First Encounter: Roll 001
Viewed and Discussed on July 17, 1996
|The following record of a discussion between
Allison and Marek Jablonko shows the importance of dialogue in
triggering ways of looking at the images and new ideas.
Allison: "How would you choose any pictures from that first day? Are there any you would want to choose"?
Marek: "I don't know what 001:08 was supposed to be. The pledge of allegiance"?
Allison: "Perhaps you were saying 'How' to the 'Indians'"!
Marek: "I don't know which pictures to choose. The thing is...I guess...I was just overwhelmed by the number of the people who came to greet us and help us with our cargo. And I had difficulty understanding why they were so helpful, friendly, and out-going to someone they have just laid their eyes upon for the first time, and they had no idea what kind of a person I am and how I would treat them. Having lived for a number of years in an Anglo-Saxon country, I was surprised to see how much body contact the Maring were using. Surprisingly, I did not feel uncomfortable holding hands with a young Maring boy while we walked along the side of the airstrip. I would definitely choose 001:04,05, or 06. I think 04 is best."
|Allison: "What I like about 001:06 is that the
hilltop is visible. Also I like your body attitude: you are really
striding out. Now, if I hadn't heard what you just said about being
overcome, I would have read your posture as 'being fully in charge.'
It is a typical, self-confident, activity-oriented male posture among
Europeans. I would certainly read it as a display of the overweening
Westerner.

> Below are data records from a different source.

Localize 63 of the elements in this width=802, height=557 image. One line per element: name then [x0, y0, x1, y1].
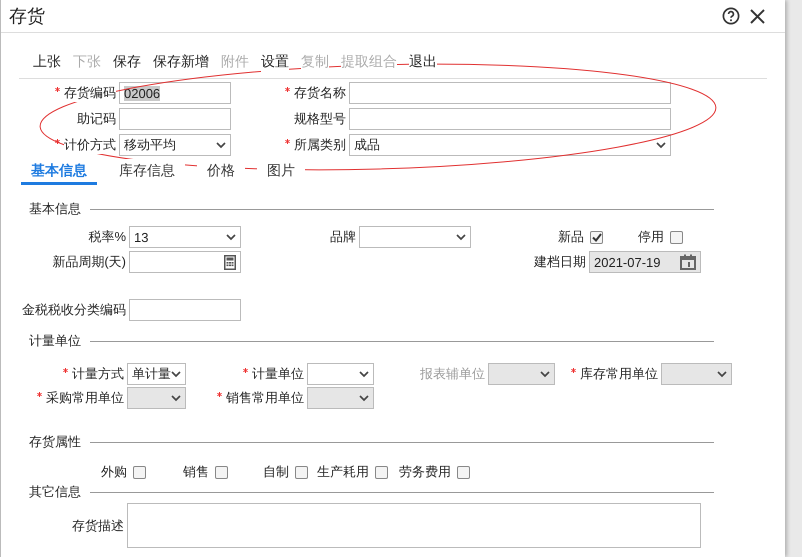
dropdown[interactable] [307, 363, 374, 385]
chevron-down-icon [540, 370, 550, 378]
field-label: 计价方式 [64, 136, 116, 154]
field-label: 自制 [263, 463, 289, 481]
field-label: 计量方式 [72, 365, 124, 383]
dropdown[interactable] [359, 226, 471, 248]
dropdown[interactable]: 单计量 [127, 363, 186, 385]
chevron-down-icon [717, 370, 727, 378]
checkbox[interactable] [133, 466, 146, 478]
dropdown[interactable]: 成品 [349, 134, 671, 156]
field-label: 销售 [183, 463, 209, 481]
chevron-down-icon [226, 234, 236, 240]
field-label: 报表辅单位 [420, 365, 485, 383]
checkbox[interactable] [590, 230, 603, 244]
field-label: 停用 [638, 228, 664, 246]
field-label: 计量单位 [252, 365, 304, 383]
checkbox[interactable] [295, 466, 308, 478]
text-field[interactable] [119, 108, 231, 130]
field-label: 存货描述 [72, 516, 124, 534]
field-label: 规格型号 [294, 110, 346, 128]
section-title: 存货属性 [29, 433, 81, 451]
field-label: 新品周期(天) [52, 253, 126, 271]
text-area[interactable] [127, 503, 701, 548]
field-label: 存货编码 [64, 84, 116, 102]
field-label: 建档日期 [534, 253, 586, 271]
checkbox[interactable] [215, 466, 228, 478]
text-field[interactable]: 02006 [119, 82, 231, 104]
section-title: 基本信息 [29, 200, 81, 218]
text-field[interactable] [349, 82, 671, 104]
field-label: 销售常用单位 [226, 389, 304, 407]
chevron-down-icon [171, 370, 181, 378]
field-label: 外购 [101, 463, 127, 481]
field-label: 金税税收分类编码 [22, 301, 126, 319]
close-icon[interactable] [750, 8, 765, 24]
chevron-down-icon [656, 142, 666, 148]
field-label: 新品 [558, 228, 584, 246]
field-label: 库存常用单位 [580, 365, 658, 383]
text-field[interactable] [349, 108, 671, 130]
field-label: 存货名称 [294, 84, 346, 102]
chevron-down-icon [359, 394, 369, 402]
chevron-down-icon [359, 370, 369, 378]
dropdown[interactable]: 13 [129, 226, 241, 248]
chevron-down-icon [171, 394, 181, 402]
text-field[interactable] [129, 299, 241, 321]
field-label: 生产耗用 [317, 463, 369, 481]
help-icon[interactable] [722, 7, 740, 25]
section-title: 计量单位 [29, 332, 81, 350]
dropdown[interactable]: 移动平均 [119, 134, 231, 156]
chevron-down-icon [216, 142, 226, 148]
checkbox[interactable] [670, 230, 683, 244]
calculator-icon[interactable] [224, 254, 236, 270]
field-label: 所属类别 [294, 136, 346, 154]
section-title: 其它信息 [29, 483, 81, 501]
field-label: 助记码 [77, 110, 116, 128]
checkbox[interactable] [457, 466, 470, 478]
field-label: 品牌 [330, 228, 356, 246]
window-title: 存货 [9, 5, 46, 28]
field-label: 采购常用单位 [46, 389, 124, 407]
toolbar-button[interactable]: 设置 [261, 52, 289, 72]
checkbox[interactable] [375, 466, 388, 478]
chevron-down-icon [456, 234, 466, 240]
number-field[interactable] [129, 251, 241, 273]
field-label: 劳务费用 [399, 463, 451, 481]
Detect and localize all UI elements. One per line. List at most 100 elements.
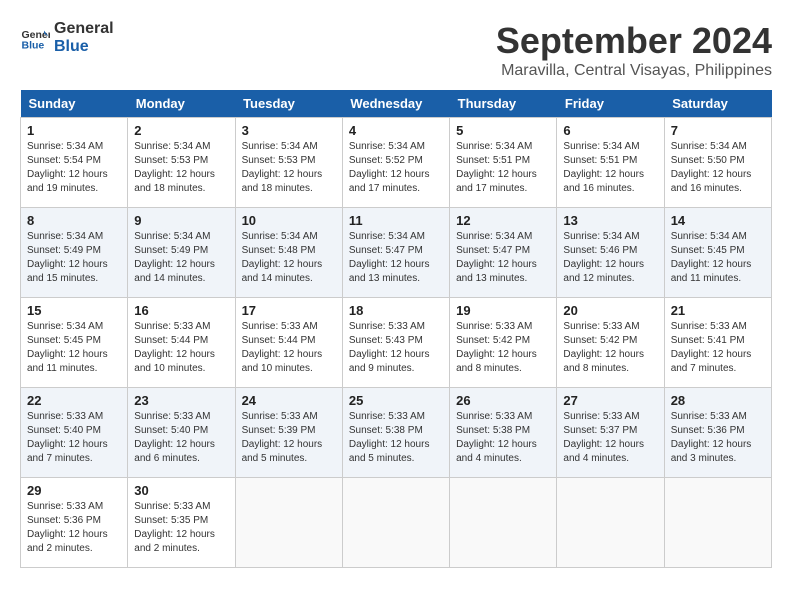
- day-info: Sunrise: 5:34 AMSunset: 5:51 PMDaylight:…: [456, 140, 550, 196]
- day-cell-7: 7 Sunrise: 5:34 AMSunset: 5:50 PMDaylight…: [664, 118, 771, 208]
- day-info: Sunrise: 5:33 AMSunset: 5:43 PMDaylight:…: [349, 320, 443, 376]
- week-row-2: 8 Sunrise: 5:34 AMSunset: 5:49 PMDaylight…: [21, 208, 772, 298]
- month-title: September 2024: [496, 20, 772, 62]
- day-number: 6: [563, 123, 657, 138]
- day-number: 17: [242, 303, 336, 318]
- day-number: 23: [134, 393, 228, 408]
- day-number: 11: [349, 213, 443, 228]
- day-number: 26: [456, 393, 550, 408]
- day-number: 29: [27, 483, 121, 498]
- day-cell-25: 25 Sunrise: 5:33 AMSunset: 5:38 PMDayligh…: [342, 388, 449, 478]
- empty-cell: [557, 478, 664, 568]
- day-info: Sunrise: 5:33 AMSunset: 5:44 PMDaylight:…: [134, 320, 228, 376]
- weekday-header-sunday: Sunday: [21, 90, 128, 118]
- day-info: Sunrise: 5:34 AMSunset: 5:53 PMDaylight:…: [134, 140, 228, 196]
- weekday-header-monday: Monday: [128, 90, 235, 118]
- empty-cell: [450, 478, 557, 568]
- day-number: 27: [563, 393, 657, 408]
- day-number: 4: [349, 123, 443, 138]
- day-cell-26: 26Sunrise: 5:33 AMSunset: 5:38 PMDayligh…: [450, 388, 557, 478]
- logo-general: General: [54, 20, 114, 38]
- empty-cell: [342, 478, 449, 568]
- day-info: Sunrise: 5:33 AMSunset: 5:36 PMDaylight:…: [27, 500, 121, 556]
- day-number: 22: [27, 393, 121, 408]
- day-info: Sunrise: 5:34 AMSunset: 5:45 PMDaylight:…: [671, 230, 765, 286]
- day-number: 8: [27, 213, 121, 228]
- day-info: Sunrise: 5:33 AMSunset: 5:39 PMDaylight:…: [242, 410, 336, 466]
- day-info: Sunrise: 5:34 AMSunset: 5:45 PMDaylight:…: [27, 320, 121, 376]
- day-number: 14: [671, 213, 765, 228]
- day-number: 20: [563, 303, 657, 318]
- day-cell-28: 28Sunrise: 5:33 AMSunset: 5:36 PMDayligh…: [664, 388, 771, 478]
- day-info: Sunrise: 5:33 AMSunset: 5:36 PMDaylight:…: [671, 410, 765, 466]
- day-cell-30: 30Sunrise: 5:33 AMSunset: 5:35 PMDayligh…: [128, 478, 235, 568]
- logo-blue: Blue: [54, 38, 114, 56]
- day-cell-20: 20 Sunrise: 5:33 AMSunset: 5:42 PMDayligh…: [557, 298, 664, 388]
- day-cell-2: 2 Sunrise: 5:34 AMSunset: 5:53 PMDaylight…: [128, 118, 235, 208]
- day-info: Sunrise: 5:34 AMSunset: 5:47 PMDaylight:…: [349, 230, 443, 286]
- day-cell-16: 16 Sunrise: 5:33 AMSunset: 5:44 PMDayligh…: [128, 298, 235, 388]
- day-number: 2: [134, 123, 228, 138]
- day-number: 19: [456, 303, 550, 318]
- logo: General Blue General Blue: [20, 20, 114, 56]
- title-area: September 2024 Maravilla, Central Visaya…: [496, 20, 772, 80]
- day-info: Sunrise: 5:34 AMSunset: 5:49 PMDaylight:…: [27, 230, 121, 286]
- day-info: Sunrise: 5:34 AMSunset: 5:54 PMDaylight:…: [27, 140, 121, 196]
- day-number: 9: [134, 213, 228, 228]
- day-cell-29: 29 Sunrise: 5:33 AMSunset: 5:36 PMDayligh…: [21, 478, 128, 568]
- week-row-3: 15Sunrise: 5:34 AMSunset: 5:45 PMDayligh…: [21, 298, 772, 388]
- svg-text:Blue: Blue: [22, 40, 45, 52]
- day-cell-4: 4 Sunrise: 5:34 AMSunset: 5:52 PMDaylight…: [342, 118, 449, 208]
- weekday-header-row: SundayMondayTuesdayWednesdayThursdayFrid…: [21, 90, 772, 118]
- day-cell-21: 21 Sunrise: 5:33 AMSunset: 5:41 PMDayligh…: [664, 298, 771, 388]
- day-number: 18: [349, 303, 443, 318]
- day-info: Sunrise: 5:33 AMSunset: 5:44 PMDaylight:…: [242, 320, 336, 376]
- day-number: 7: [671, 123, 765, 138]
- weekday-header-friday: Friday: [557, 90, 664, 118]
- day-number: 3: [242, 123, 336, 138]
- day-info: Sunrise: 5:33 AMSunset: 5:41 PMDaylight:…: [671, 320, 765, 376]
- day-cell-6: 6 Sunrise: 5:34 AMSunset: 5:51 PMDaylight…: [557, 118, 664, 208]
- day-info: Sunrise: 5:34 AMSunset: 5:49 PMDaylight:…: [134, 230, 228, 286]
- day-info: Sunrise: 5:33 AMSunset: 5:35 PMDaylight:…: [134, 500, 228, 556]
- day-info: Sunrise: 5:34 AMSunset: 5:48 PMDaylight:…: [242, 230, 336, 286]
- day-cell-19: 19Sunrise: 5:33 AMSunset: 5:42 PMDayligh…: [450, 298, 557, 388]
- weekday-header-wednesday: Wednesday: [342, 90, 449, 118]
- day-number: 12: [456, 213, 550, 228]
- logo-icon: General Blue: [20, 23, 50, 53]
- day-info: Sunrise: 5:33 AMSunset: 5:38 PMDaylight:…: [349, 410, 443, 466]
- day-info: Sunrise: 5:34 AMSunset: 5:52 PMDaylight:…: [349, 140, 443, 196]
- day-number: 25: [349, 393, 443, 408]
- day-cell-9: 9 Sunrise: 5:34 AMSunset: 5:49 PMDaylight…: [128, 208, 235, 298]
- day-number: 13: [563, 213, 657, 228]
- day-info: Sunrise: 5:34 AMSunset: 5:50 PMDaylight:…: [671, 140, 765, 196]
- location-title: Maravilla, Central Visayas, Philippines: [496, 62, 772, 80]
- week-row-1: 1Sunrise: 5:34 AMSunset: 5:54 PMDaylight…: [21, 118, 772, 208]
- day-number: 10: [242, 213, 336, 228]
- day-number: 21: [671, 303, 765, 318]
- day-info: Sunrise: 5:34 AMSunset: 5:46 PMDaylight:…: [563, 230, 657, 286]
- day-cell-3: 3 Sunrise: 5:34 AMSunset: 5:53 PMDaylight…: [235, 118, 342, 208]
- day-cell-8: 8 Sunrise: 5:34 AMSunset: 5:49 PMDaylight…: [21, 208, 128, 298]
- day-cell-14: 14 Sunrise: 5:34 AMSunset: 5:45 PMDayligh…: [664, 208, 771, 298]
- day-number: 16: [134, 303, 228, 318]
- day-info: Sunrise: 5:34 AMSunset: 5:53 PMDaylight:…: [242, 140, 336, 196]
- day-info: Sunrise: 5:33 AMSunset: 5:42 PMDaylight:…: [563, 320, 657, 376]
- day-info: Sunrise: 5:34 AMSunset: 5:51 PMDaylight:…: [563, 140, 657, 196]
- day-info: Sunrise: 5:33 AMSunset: 5:40 PMDaylight:…: [27, 410, 121, 466]
- day-cell-23: 23 Sunrise: 5:33 AMSunset: 5:40 PMDayligh…: [128, 388, 235, 478]
- day-cell-17: 17 Sunrise: 5:33 AMSunset: 5:44 PMDayligh…: [235, 298, 342, 388]
- day-info: Sunrise: 5:33 AMSunset: 5:40 PMDaylight:…: [134, 410, 228, 466]
- day-cell-10: 10 Sunrise: 5:34 AMSunset: 5:48 PMDayligh…: [235, 208, 342, 298]
- day-cell-18: 18 Sunrise: 5:33 AMSunset: 5:43 PMDayligh…: [342, 298, 449, 388]
- day-cell-12: 12 Sunrise: 5:34 AMSunset: 5:47 PMDayligh…: [450, 208, 557, 298]
- week-row-4: 22 Sunrise: 5:33 AMSunset: 5:40 PMDayligh…: [21, 388, 772, 478]
- day-cell-27: 27Sunrise: 5:33 AMSunset: 5:37 PMDayligh…: [557, 388, 664, 478]
- day-cell-24: 24 Sunrise: 5:33 AMSunset: 5:39 PMDayligh…: [235, 388, 342, 478]
- day-cell-22: 22 Sunrise: 5:33 AMSunset: 5:40 PMDayligh…: [21, 388, 128, 478]
- day-cell-1: 1Sunrise: 5:34 AMSunset: 5:54 PMDaylight…: [21, 118, 128, 208]
- day-number: 24: [242, 393, 336, 408]
- weekday-header-saturday: Saturday: [664, 90, 771, 118]
- day-info: Sunrise: 5:34 AMSunset: 5:47 PMDaylight:…: [456, 230, 550, 286]
- empty-cell: [235, 478, 342, 568]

Not only do the stuck-out chest, the pulled-back shoulders
and the upright head contrast to the posture of the Maring men seen
on the same photo, but there is a sharp contrast in the way the legs
are used in walking. You have a wide stride, in which the thighs
separate and the lower-leg continues this diagonal direction. The
legs of all the other people in the picture are different: the thighs
remain virtually together, while the lower legs seem to move
underneath, carrying the person along. I feel this is familiar from
the girl's dance, but here it is men. This is perhaps the only
picture we have of men walking along a flat open path. This is not
the sort of surface which they were used to moving over. But you had
spent most of your life striding along such paths, sidewalks, and
streets, as a matter of course. No wonder you moved this way. It is
only if the photograph is taken out of its environmental movement
context that a viewer would construe this as the 'White Bossman'
stereotype. This 'striding information' is not visible in 001:04 or
001:05 which are head-on shots."
Marek: "I think I would take 001:09. I don't think 001:10 is necessary, but I would certainly take 001:16. I can't connect 001:10 with 001:09. I can't see myself."

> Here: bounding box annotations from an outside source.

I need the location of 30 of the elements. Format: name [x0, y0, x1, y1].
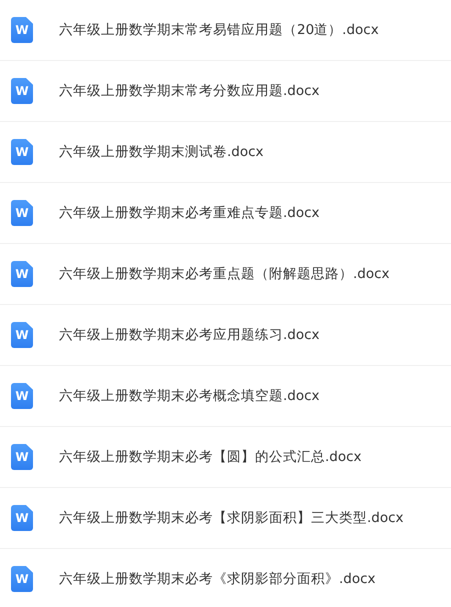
file-row[interactable]: W 六年级上册数学期末必考应用题练习.docx [0, 305, 451, 366]
file-row[interactable]: W 六年级上册数学期末必考【求阴影面积】三大类型.docx [0, 488, 451, 549]
file-row[interactable]: W 六年级上册数学期末常考分数应用题.docx [0, 61, 451, 122]
file-row[interactable]: W 六年级上册数学期末必考重点题（附解题思路）.docx [0, 244, 451, 305]
word-document-icon: W [11, 17, 33, 43]
word-document-icon: W [11, 322, 33, 348]
word-document-icon: W [11, 78, 33, 104]
file-row[interactable]: W 六年级上册数学期末必考重难点专题.docx [0, 183, 451, 244]
word-document-icon: W [11, 261, 33, 287]
file-name: 六年级上册数学期末必考应用题练习.docx [59, 326, 320, 344]
file-name: 六年级上册数学期末必考《求阴影部分面积》.docx [59, 570, 376, 588]
file-row[interactable]: W 六年级上册数学期末必考概念填空题.docx [0, 366, 451, 427]
word-document-icon: W [11, 566, 33, 592]
file-name: 六年级上册数学期末必考重点题（附解题思路）.docx [59, 265, 390, 283]
file-name: 六年级上册数学期末必考概念填空题.docx [59, 387, 320, 405]
file-row[interactable]: W 六年级上册数学期末常考易错应用题（20道）.docx [0, 0, 451, 61]
file-name: 六年级上册数学期末测试卷.docx [59, 143, 264, 161]
file-name: 六年级上册数学期末必考重难点专题.docx [59, 204, 320, 222]
file-name: 六年级上册数学期末常考易错应用题（20道）.docx [59, 21, 379, 39]
word-document-icon: W [11, 200, 33, 226]
file-name: 六年级上册数学期末必考【圆】的公式汇总.docx [59, 448, 362, 466]
word-document-icon: W [11, 383, 33, 409]
file-name: 六年级上册数学期末必考【求阴影面积】三大类型.docx [59, 509, 404, 527]
file-row[interactable]: W 六年级上册数学期末测试卷.docx [0, 122, 451, 183]
word-document-icon: W [11, 139, 33, 165]
file-row[interactable]: W 六年级上册数学期末必考【圆】的公式汇总.docx [0, 427, 451, 488]
word-document-icon: W [11, 505, 33, 531]
file-name: 六年级上册数学期末常考分数应用题.docx [59, 82, 320, 100]
file-row[interactable]: W 六年级上册数学期末必考《求阴影部分面积》.docx [0, 549, 451, 607]
word-document-icon: W [11, 444, 33, 470]
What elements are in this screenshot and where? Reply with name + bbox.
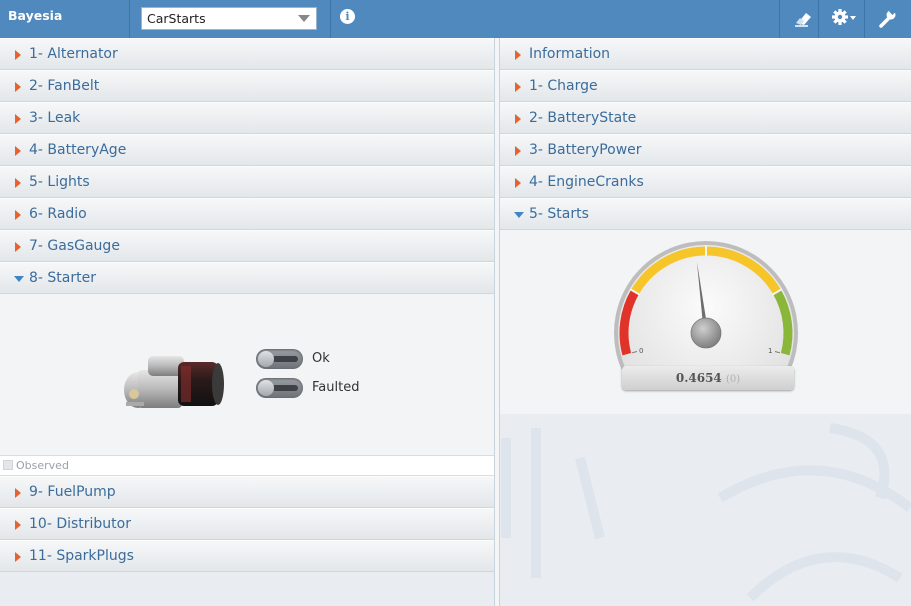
state-toggle-faulted[interactable]	[256, 378, 303, 398]
gauge-sub-text: (0)	[725, 374, 741, 385]
gear-icon	[832, 9, 856, 25]
caret-right-icon	[15, 146, 21, 156]
node-row-starter[interactable]: 8- Starter	[0, 262, 494, 294]
settings-button[interactable]	[818, 0, 864, 38]
node-row-charge[interactable]: 1- Charge	[500, 70, 911, 102]
node-label: 10- Distributor	[29, 516, 131, 532]
starter-node-content: Ok Faulted	[0, 294, 494, 455]
node-row-distributor[interactable]: 10- Distributor	[0, 508, 494, 540]
node-label: 6- Radio	[29, 206, 87, 222]
gauge-value-text: 0.4654	[675, 371, 722, 385]
node-label: 1- Charge	[529, 78, 598, 94]
app-title: Bayesia Simulator	[0, 0, 130, 55]
node-label: 7- GasGauge	[29, 238, 120, 254]
starts-gauge-area: 0 1 0.4654 (0)	[500, 230, 911, 414]
node-row-lights[interactable]: 5- Lights	[0, 166, 494, 198]
node-label: 9- FuelPump	[29, 484, 116, 500]
gauge-min-label: 0	[639, 347, 643, 355]
node-row-radio[interactable]: 6- Radio	[0, 198, 494, 230]
model-select[interactable]: CarStarts	[141, 7, 317, 30]
node-label: 2- FanBelt	[29, 78, 100, 94]
state-toggle-ok[interactable]	[256, 349, 303, 369]
observed-label: Observed	[16, 459, 69, 472]
right-node-panel: Information 1- Charge 2- BatteryState 3-…	[500, 38, 911, 414]
node-label: Information	[529, 46, 611, 62]
gauge-value-box: 0.4654 (0)	[622, 366, 794, 390]
caret-right-icon	[515, 178, 521, 188]
state-label-ok: Ok	[312, 351, 330, 366]
caret-right-icon	[515, 82, 521, 92]
node-label: 3- Leak	[29, 110, 81, 126]
node-row-batterystate[interactable]: 2- BatteryState	[500, 102, 911, 134]
node-label: 5- Lights	[29, 174, 90, 190]
node-row-starts[interactable]: 5- Starts	[500, 198, 911, 230]
caret-right-icon	[515, 146, 521, 156]
gauge-max-label: 1	[768, 347, 772, 355]
chevron-down-icon	[298, 15, 310, 22]
background-watermark	[501, 423, 911, 602]
starter-motor-image	[124, 356, 224, 408]
node-label: 4- BatteryAge	[29, 142, 127, 158]
node-label: 8- Starter	[29, 270, 96, 286]
wrench-icon	[879, 8, 897, 28]
caret-right-icon	[15, 114, 21, 124]
caret-down-icon	[514, 212, 524, 218]
info-icon[interactable]: i	[340, 9, 355, 24]
probability-gauge: 0 1	[614, 241, 798, 370]
caret-right-icon	[515, 50, 521, 60]
wrench-button[interactable]	[864, 0, 910, 38]
node-row-enginecranks[interactable]: 4- EngineCranks	[500, 166, 911, 198]
node-label: 11- SparkPlugs	[29, 548, 134, 564]
node-label: 4- EngineCranks	[529, 174, 644, 190]
node-row-batterypower[interactable]: 3- BatteryPower	[500, 134, 911, 166]
caret-right-icon	[15, 210, 21, 220]
node-row-sparkplugs[interactable]: 11- SparkPlugs	[0, 540, 494, 572]
observed-checkbox[interactable]	[3, 460, 13, 470]
caret-right-icon	[15, 242, 21, 252]
observed-row: Observed	[0, 455, 494, 476]
node-label: 2- BatteryState	[529, 110, 637, 126]
caret-right-icon	[515, 114, 521, 124]
state-label-faulted: Faulted	[312, 380, 360, 395]
node-label: 5- Starts	[529, 206, 589, 222]
node-row-alternator[interactable]: 1- Alternator	[0, 38, 494, 70]
left-node-panel: 1- Alternator 2- FanBelt 3- Leak 4- Batt…	[0, 38, 494, 572]
caret-right-icon	[15, 488, 21, 498]
node-row-leak[interactable]: 3- Leak	[0, 102, 494, 134]
caret-right-icon	[15, 520, 21, 530]
node-label: 3- BatteryPower	[529, 142, 642, 158]
eraser-icon	[795, 13, 811, 27]
node-row-fanbelt[interactable]: 2- FanBelt	[0, 70, 494, 102]
node-row-batteryage[interactable]: 4- BatteryAge	[0, 134, 494, 166]
caret-right-icon	[15, 50, 21, 60]
caret-right-icon	[15, 82, 21, 92]
node-row-information[interactable]: Information	[500, 38, 911, 70]
caret-right-icon	[15, 552, 21, 562]
caret-down-icon	[14, 276, 24, 282]
node-row-gasgauge[interactable]: 7- GasGauge	[0, 230, 494, 262]
node-label: 1- Alternator	[29, 46, 118, 62]
caret-right-icon	[15, 178, 21, 188]
toolbar-divider	[330, 0, 331, 38]
gauge-hub	[690, 317, 722, 349]
model-select-value: CarStarts	[147, 11, 206, 26]
top-bar: Bayesia Simulator CarStarts i	[0, 0, 911, 55]
node-row-fuelpump[interactable]: 9- FuelPump	[0, 476, 494, 508]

Allison: "I think you are off to the left. This is an example where we ought to enlarge it on the screen to see if we can get that information out of it. I like the sequence from 001:08 - 001:10 or 001:11. I started out [as the camera person]being interested in you making an initial speech of greeting, but, instead of focussing into the core of that -- spatially, frontally -- I moved further and further away, getting the larger spatial context, but missing relevant gestures and juncture points. This is an example of snapping for space and setting rather than for flow of interaction.
"The next sequence is Kavali taking names of people who are volunteering to carry our cargo for us. It goes from 001:12-001:14 and may include 001:11. Both 001:11 and 001:13 are my initial reaction to these New Guinea Highlanders that I was seeing for the first time."

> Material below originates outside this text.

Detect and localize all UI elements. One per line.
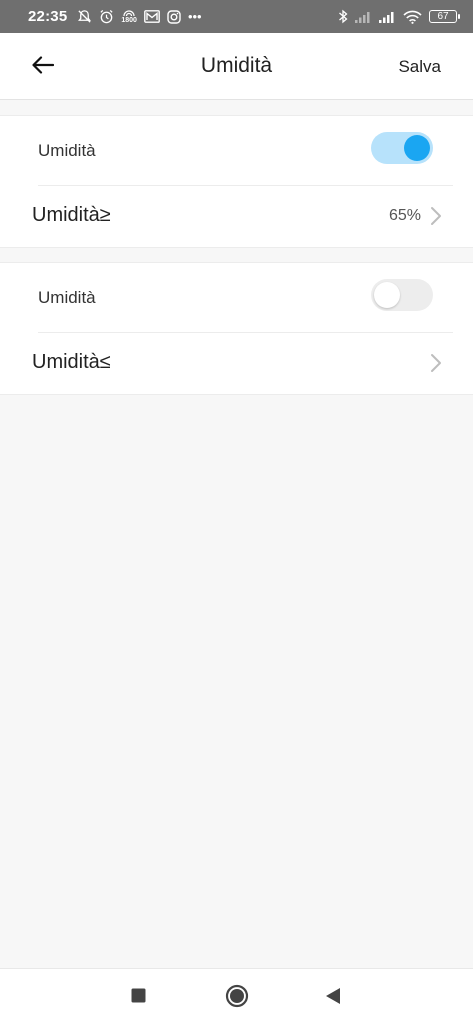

Marek: "001:17 shows me sitting with a group of men near one of the houses where they will sleep. On 001:14,where Kavali is taking names, there is the young man with the bark head covering, standing in such a typical posture: arms folded across the chest [waiting, keeping warm]."
Allison: "Also 001:10 is the back view of a man holding one wrist in the other hand, another very familiar posture."
Marek: "We want 001:33 because it shows how small the plane is. Then I would take 001:37 to show the policeman in his belt and T-shirt, though it is too close to see the laplap, which is also part of his uniform."
April 16, 1997
|Allison: "The 37 photos on Roll 001 represent
initial contact with the Maring. We were not yet in Maring territory,
but in a transition zone between 'the outside world' and 'our field
location.' What is most striking about the photos from those two days
is their virtual exclusion of the European world which formed Simbai
and which supported our own activities.
"We were not in Simbai very long, and we were preoccupied with getting our possessions organized for the walk. Nevertheless, it is noteworthy that there is not a single photo of the mission station or of any of the mission personnel. The comment in the Photographic Index mentions Alan Johnson, the patrol officer at the time, as being present while we were unloading cargo (001:36). Careful scrutiny of the contact print reveals two European men, but they are definitely not 'the subject' of the photo."